1966 hat das Bestattungsinstitut Tullius einen Totentransporthänger gekauft, um damit einen Sarg an die Leichenhalle auf dem Friedhof zu transportieren.
Archiv Bestattungsunternehmen Tullius/Repro Lena Reuther

Mit Blick auf die aktuelle Debatte um ein mögliches neues rheinland-pfälzisches Bestattungsgesetz sieht Tullius die Totenruhe gestört, wenn eine Urne mit nach Hause genommen wird. Außerdem sei es für die Trauerbewältigung für viele wichtig, etwa in sich gekehrt auf einer Bank zu sitzen und Blumen am Grab abzulegen. „Das Zuhause ist aus meiner Sicht nicht der richtige Trauerplatz“, findet er.

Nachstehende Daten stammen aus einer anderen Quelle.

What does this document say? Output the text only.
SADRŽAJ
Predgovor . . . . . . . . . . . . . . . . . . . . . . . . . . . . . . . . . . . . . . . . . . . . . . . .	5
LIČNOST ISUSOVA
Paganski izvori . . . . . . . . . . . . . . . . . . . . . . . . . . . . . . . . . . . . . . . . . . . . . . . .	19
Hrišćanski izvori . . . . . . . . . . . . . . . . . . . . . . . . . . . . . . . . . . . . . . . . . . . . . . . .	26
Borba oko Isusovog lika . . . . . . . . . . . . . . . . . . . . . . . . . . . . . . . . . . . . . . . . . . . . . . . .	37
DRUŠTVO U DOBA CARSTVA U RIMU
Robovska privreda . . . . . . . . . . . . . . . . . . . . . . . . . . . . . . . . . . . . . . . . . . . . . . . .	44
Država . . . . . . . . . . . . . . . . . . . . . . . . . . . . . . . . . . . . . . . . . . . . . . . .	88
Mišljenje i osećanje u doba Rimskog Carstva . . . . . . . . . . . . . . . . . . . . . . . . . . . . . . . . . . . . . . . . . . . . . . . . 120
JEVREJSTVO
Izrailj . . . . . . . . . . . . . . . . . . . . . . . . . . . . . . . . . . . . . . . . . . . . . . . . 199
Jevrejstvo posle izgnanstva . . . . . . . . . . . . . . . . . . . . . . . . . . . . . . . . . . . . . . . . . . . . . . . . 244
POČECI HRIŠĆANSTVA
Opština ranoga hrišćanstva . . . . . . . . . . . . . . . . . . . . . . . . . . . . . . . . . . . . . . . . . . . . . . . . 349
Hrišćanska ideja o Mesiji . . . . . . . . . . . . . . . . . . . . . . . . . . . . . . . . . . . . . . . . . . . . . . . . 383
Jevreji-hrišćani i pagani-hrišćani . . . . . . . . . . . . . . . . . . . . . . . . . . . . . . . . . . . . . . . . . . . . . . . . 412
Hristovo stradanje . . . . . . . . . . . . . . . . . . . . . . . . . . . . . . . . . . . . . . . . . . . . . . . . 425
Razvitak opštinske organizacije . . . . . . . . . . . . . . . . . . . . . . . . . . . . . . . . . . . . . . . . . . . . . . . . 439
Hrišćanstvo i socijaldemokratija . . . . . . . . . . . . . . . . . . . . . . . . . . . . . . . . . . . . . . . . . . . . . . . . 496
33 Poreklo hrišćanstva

2002 schaffte das Unternehmen einen VW Bus zum Transport der Särge an.
Michael Tullius

Nachdem er nicht mehr als Bestatter arbeitet, absolviert Tullius ab Juli an fünf Wochenenden ein Seminar zum Thema Trauerbegleitung. „Immer mehr Leute brauchen hier Unterstützung“, weiß er. Aufgrund seiner jahrzehntelangen Erfahrung als Bestatter hofft er, so den Menschen helfen zu können.